Kiri did not like being pregnant—feeling large and unwieldy, having morning sickness, and being unable to bend over to strap her shoes—so she was fascinated by, and spent time researching, the possibility of growing babies in artificial wombs. But one day during her yoga class, while in deep meditation, Kiri heard the voice of her baby warn that they were in the wrong position and needed help. Kiri was amazed. She loved technology, but was also quite intuitive, and as such, was willing to trust her experience as real. She immediately changed her mind not only about artificial wombs, but also about where and with whom to give birth. Kiri found a local midwife who checked the baby's position and discovered that the baby was in fact presenting breech. After trying some re-positioning exercises that were unsuccessful, the midwife performed an external version, while Kiri silently spoke to the baby, urging movement with the pressure of the midwife's hands. She felt some fear from the baby, but kept whispering to trust, and soon the baby turned into the vertex position.
About two weeks later, Kiri the cyborg, who had only recently come to trust the evolved organic biology of her body and the process of birth, embraced the Big Bad Wolf and the raw power it represented, and had an intense, beautiful, and wildly out-of-control birth with a midwife, her partner, and a doula by her side (along with various colleagues from her research lab who were desperate to see an unmedicated, physiologic birth). She chanted and sang, rocked her body in an ancient dance, and yelled out gutturally from deep inside her soul as her baby made its way into the world. Kiri discovered the power of her own birth song, and felt triumphant beyond words as she pushed out little Quinn Riley while standing up facing and embracing her partner. Quinn was perfectly healthy, yet with one anomaly. Via the placenta's attachment to the uterine wall, the microscopic computer chip used to monitor the transplanted uterus had traveled through the umbilical cord and become encased in Quinn's brain, opening up new possibilities for studying brain growth and for furthering human-technology co-evolution—which we leave our readers to imagine...

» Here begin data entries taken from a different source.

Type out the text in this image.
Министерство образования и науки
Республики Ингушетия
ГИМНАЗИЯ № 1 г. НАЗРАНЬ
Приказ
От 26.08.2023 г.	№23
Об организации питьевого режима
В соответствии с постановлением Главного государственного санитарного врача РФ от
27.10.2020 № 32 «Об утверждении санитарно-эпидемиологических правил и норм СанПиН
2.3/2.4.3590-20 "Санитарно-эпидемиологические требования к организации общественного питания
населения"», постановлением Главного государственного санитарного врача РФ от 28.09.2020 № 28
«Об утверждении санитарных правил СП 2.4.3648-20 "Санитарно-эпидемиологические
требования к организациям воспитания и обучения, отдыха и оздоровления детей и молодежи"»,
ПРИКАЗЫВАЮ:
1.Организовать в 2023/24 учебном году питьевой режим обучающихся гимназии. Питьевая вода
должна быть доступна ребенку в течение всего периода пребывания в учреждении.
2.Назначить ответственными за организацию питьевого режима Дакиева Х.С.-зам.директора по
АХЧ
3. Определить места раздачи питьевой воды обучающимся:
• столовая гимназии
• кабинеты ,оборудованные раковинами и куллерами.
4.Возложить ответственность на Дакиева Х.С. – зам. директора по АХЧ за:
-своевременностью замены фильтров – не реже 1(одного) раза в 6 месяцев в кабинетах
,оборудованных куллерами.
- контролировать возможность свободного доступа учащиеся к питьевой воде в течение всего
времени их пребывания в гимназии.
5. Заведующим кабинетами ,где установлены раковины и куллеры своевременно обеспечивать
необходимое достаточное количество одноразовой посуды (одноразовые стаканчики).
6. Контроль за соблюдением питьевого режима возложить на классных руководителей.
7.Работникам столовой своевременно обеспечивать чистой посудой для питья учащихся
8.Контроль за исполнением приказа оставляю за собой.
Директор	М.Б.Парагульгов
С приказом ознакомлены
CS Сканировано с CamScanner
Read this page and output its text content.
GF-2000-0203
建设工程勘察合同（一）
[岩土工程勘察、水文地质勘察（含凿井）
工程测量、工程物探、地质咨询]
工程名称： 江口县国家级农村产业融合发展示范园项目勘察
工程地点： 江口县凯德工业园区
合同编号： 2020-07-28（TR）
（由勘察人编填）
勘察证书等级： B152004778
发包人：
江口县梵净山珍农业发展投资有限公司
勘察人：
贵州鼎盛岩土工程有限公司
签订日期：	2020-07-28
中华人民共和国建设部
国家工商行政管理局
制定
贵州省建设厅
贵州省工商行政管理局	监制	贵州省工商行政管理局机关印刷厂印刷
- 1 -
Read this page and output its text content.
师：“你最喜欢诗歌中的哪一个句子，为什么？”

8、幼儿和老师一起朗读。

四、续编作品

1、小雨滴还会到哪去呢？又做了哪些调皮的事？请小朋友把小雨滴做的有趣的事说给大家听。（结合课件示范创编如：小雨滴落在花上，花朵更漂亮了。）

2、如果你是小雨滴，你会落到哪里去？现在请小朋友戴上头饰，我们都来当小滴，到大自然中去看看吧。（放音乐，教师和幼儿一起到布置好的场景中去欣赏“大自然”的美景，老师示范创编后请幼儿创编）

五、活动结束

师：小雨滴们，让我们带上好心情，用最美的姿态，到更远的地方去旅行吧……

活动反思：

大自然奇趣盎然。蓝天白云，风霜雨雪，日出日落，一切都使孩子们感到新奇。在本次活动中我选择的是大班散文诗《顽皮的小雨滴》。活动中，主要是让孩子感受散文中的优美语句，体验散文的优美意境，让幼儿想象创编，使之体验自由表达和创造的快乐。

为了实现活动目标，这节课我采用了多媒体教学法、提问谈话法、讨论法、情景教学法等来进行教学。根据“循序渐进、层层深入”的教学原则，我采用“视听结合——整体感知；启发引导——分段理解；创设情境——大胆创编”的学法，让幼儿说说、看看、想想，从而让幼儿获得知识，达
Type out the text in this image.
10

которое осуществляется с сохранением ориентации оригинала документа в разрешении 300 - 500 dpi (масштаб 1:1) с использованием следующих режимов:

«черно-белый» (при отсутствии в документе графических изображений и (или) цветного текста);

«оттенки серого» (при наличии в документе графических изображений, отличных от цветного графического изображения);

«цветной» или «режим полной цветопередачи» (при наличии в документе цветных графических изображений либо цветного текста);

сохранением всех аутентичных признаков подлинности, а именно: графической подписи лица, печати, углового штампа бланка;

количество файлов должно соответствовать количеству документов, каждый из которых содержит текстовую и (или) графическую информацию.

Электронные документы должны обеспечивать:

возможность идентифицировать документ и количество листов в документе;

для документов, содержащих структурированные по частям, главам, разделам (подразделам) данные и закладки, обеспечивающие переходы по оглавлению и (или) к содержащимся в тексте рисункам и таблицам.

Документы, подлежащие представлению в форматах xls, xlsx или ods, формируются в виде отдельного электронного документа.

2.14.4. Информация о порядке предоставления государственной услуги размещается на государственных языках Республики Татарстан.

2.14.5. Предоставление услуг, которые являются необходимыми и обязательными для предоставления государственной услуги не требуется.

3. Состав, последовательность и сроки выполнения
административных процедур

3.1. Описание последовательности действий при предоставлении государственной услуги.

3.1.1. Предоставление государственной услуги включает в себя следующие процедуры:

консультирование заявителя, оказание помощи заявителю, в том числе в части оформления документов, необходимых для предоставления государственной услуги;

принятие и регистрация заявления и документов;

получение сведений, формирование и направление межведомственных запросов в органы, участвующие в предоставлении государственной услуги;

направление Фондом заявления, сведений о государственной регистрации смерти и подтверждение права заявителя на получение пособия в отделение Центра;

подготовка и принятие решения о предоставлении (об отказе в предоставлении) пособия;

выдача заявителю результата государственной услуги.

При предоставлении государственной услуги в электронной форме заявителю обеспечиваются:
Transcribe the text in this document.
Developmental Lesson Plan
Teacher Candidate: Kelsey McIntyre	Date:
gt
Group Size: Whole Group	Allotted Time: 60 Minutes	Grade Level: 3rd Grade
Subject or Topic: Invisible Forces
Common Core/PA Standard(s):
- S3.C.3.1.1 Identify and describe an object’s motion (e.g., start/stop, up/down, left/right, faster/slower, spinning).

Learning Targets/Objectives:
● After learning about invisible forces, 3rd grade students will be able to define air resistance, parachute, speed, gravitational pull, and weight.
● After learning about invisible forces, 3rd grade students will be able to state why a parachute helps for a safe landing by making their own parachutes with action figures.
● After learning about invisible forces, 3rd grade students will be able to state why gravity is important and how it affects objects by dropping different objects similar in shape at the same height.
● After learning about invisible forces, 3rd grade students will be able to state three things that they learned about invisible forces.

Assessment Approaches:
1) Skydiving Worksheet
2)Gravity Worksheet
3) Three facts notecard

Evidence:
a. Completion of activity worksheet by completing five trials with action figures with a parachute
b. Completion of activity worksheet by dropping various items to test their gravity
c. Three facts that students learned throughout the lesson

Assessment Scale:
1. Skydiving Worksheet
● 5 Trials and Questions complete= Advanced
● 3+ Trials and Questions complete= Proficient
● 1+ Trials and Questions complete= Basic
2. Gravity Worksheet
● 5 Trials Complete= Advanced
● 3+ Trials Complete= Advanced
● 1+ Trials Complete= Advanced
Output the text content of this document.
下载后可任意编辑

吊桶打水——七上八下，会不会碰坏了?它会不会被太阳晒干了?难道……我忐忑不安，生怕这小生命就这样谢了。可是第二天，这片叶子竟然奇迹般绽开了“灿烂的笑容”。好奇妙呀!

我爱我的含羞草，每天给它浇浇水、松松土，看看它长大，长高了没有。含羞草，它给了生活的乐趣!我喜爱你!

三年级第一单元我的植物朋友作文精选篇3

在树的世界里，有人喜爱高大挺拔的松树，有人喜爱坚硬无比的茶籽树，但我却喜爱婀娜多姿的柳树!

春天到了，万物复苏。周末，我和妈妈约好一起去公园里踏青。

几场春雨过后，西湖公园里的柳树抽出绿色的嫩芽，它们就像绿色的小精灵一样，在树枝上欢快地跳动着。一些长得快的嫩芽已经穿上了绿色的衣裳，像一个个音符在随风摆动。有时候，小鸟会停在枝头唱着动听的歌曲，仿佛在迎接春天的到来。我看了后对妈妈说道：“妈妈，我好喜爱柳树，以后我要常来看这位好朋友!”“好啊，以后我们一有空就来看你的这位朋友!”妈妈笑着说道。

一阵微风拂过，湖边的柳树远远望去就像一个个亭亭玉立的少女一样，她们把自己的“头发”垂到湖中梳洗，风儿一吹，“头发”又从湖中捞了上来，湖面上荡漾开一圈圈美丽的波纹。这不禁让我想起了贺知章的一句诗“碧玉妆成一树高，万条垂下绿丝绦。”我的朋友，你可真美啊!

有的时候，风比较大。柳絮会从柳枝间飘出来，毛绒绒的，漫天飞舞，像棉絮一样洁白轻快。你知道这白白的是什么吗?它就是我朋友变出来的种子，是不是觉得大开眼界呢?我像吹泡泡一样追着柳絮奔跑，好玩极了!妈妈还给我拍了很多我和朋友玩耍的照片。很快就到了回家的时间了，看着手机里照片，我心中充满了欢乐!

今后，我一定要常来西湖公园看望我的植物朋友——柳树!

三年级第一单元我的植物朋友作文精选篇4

As Kiri held Quinn in her arms, she realized she had been privileged to experience the best of both worlds over her lifetime—access to sophisticated medical technology when it served her and trust in the power of her own body when needed. She saw the need to "right-size" maternity care globally and so became an activist and researcher, committing her career to finding ways to move beyond the TMTS/TLTL dualism to offer RARTRW care—the right amount at the right time in the right way—that is, in a way that explicitly respects the dignity and autonomy of all childbearing people everywhere. Kiri loved the present and looked forward to the future, yet wanted to remember and honor parts of the past.